[D] The best way of clustering of articles for news aggregator?
Here is the case, I get news from several news sources every minute. Basically, they are WordPress post, as the script we are using for news aggregator is based on WordPress Plugin.
Now, we are fetching those post to Laravel site via one of those WordPress to Laravel(https://github.com/corcel/corcel).
So far, I’m using TextRank(https://github.com/DavidBelicza/PHP-Science-TextRank), we can do following for any posts:
Create integer values by find and count the matching words,
Change the integer values by the related words’ integer values,
Normalize values to create scores,
Order by scores
To be more precise, we can get a bag of words from any WordPress Post.
Now, I am looking for perfect algorithms, in this case, that will be able to cluster/ group lists of articles into the same Coverage table.

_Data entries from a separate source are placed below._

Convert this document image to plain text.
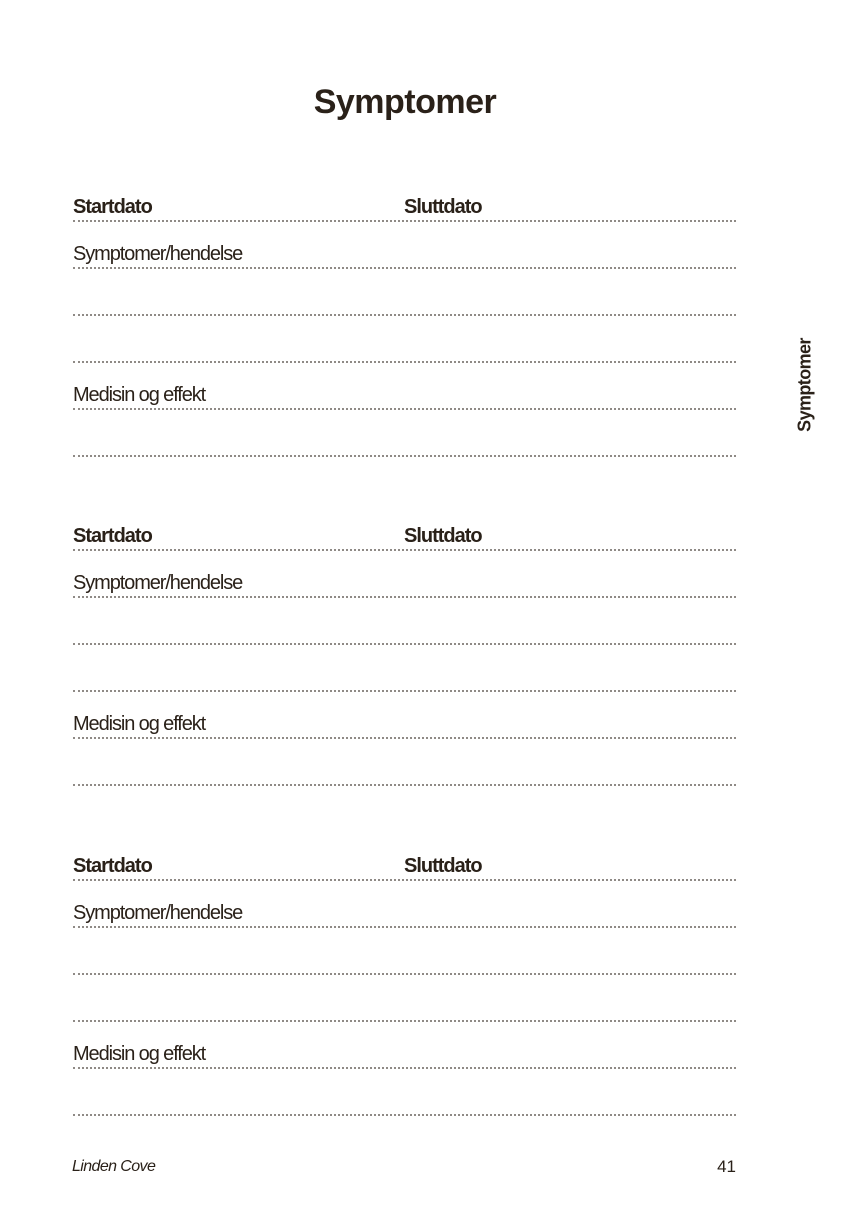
Symptomer
Symptomer
Startdato	Sluttdato
Symptomer/hendelse
Medisin og effekt
Startdato	Sluttdato
Symptomer/hendelse
Medisin og effekt
Startdato	Sluttdato
Symptomer/hendelse
Medisin og effekt
Linden Cove	41
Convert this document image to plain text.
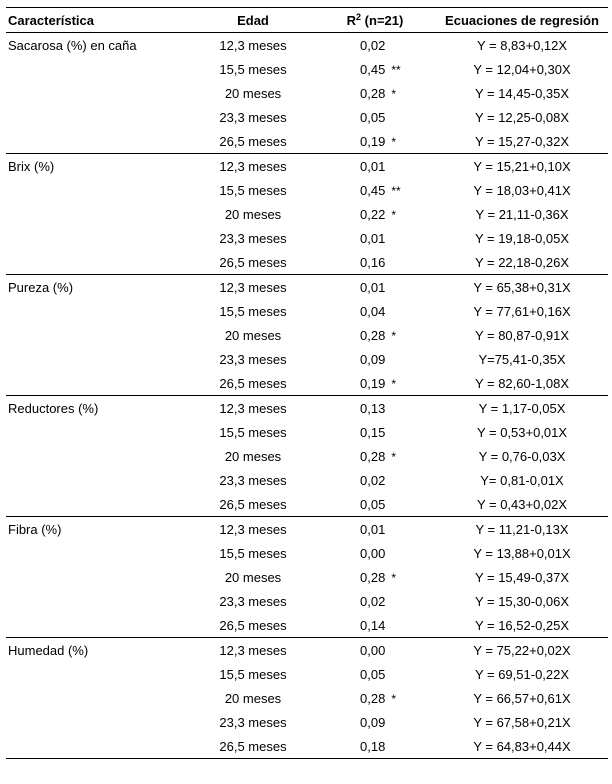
Característica	Edad	$R^2$ (n=21)	Ecuaciones de regresión
Sacarosa (%) en caña	12,3 meses	0,02	Y = 8,83+0,12X
	15,5 meses	0,45 **	Y = 12,04+0,30X
	20 meses	0,28 *	Y = 14,45-0,35X
	23,3 meses	0,05	Y = 12,25-0,08X
	26,5 meses	0,19 *	Y = 15,27-0,32X
Brix (%)	12,3 meses	0,01	Y = 15,21+0,10X
	15,5 meses	0,45 **	Y = 18,03+0,41X
	20 meses	0,22 *	Y = 21,11-0,36X
	23,3 meses	0,01	Y = 19,18-0,05X
	26,5 meses	0,16	Y = 22,18-0,26X
Pureza (%)	12,3 meses	0,01	Y = 65,38+0,31X
	15,5 meses	0,04	Y = 77,61+0,16X
	20 meses	0,28 *	Y = 80,87-0,91X
	23,3 meses	0,09	Y=75,41-0,35X
	26,5 meses	0,19 *	Y = 82,60-1,08X
Reductores (%)	12,3 meses	0,13	Y = 1,17-0,05X
	15,5 meses	0,15	Y = 0,53+0,01X
	20 meses	0,28 *	Y = 0,76-0,03X
	23,3 meses	0,02	Y= 0,81-0,01X
	26,5 meses	0,05	Y = 0,43+0,02X
Fibra (%)	12,3 meses	0,01	Y = 11,21-0,13X
	15,5 meses	0,00	Y = 13,88+0,01X
	20 meses	0,28 *	Y = 15,49-0,37X
	23,3 meses	0,02	Y = 15,30-0,06X
	26,5 meses	0,14	Y = 16,52-0,25X
Humedad (%)	12,3 meses	0,00	Y = 75,22+0,02X
	15,5 meses	0,05	Y = 69,51-0,22X
	20 meses	0,28 *	Y = 66,57+0,61X
	23,3 meses	0,09	Y = 67,58+0,21X
	26,5 meses	0,18	Y = 64,83+0,44X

Coverage can have any data, what I think is we need coverage ID field, and a field that accepts an array of post ID that is similar to each other and has the same Coverage ID.
We also have a table called newsTag, that has the following field: postId, most important topic mentioned. You can ignore the topic mentioned because, it depends on only the topic that is a category, so if we cluster based on a topic mentioned from newsTag, we will be limiting clustering ability because in some post there is no topic mentioned.
I’ve looked up a few algorithms like TF-LDF, cosine similarity, k- means, etc. But I am not sure which fits perfectly in this case, basically, a dynamic algorithm that doesn’t depend on a number of articles, so we can clustering new articles in real-time. Thank you for reading, appreciate any kind of help!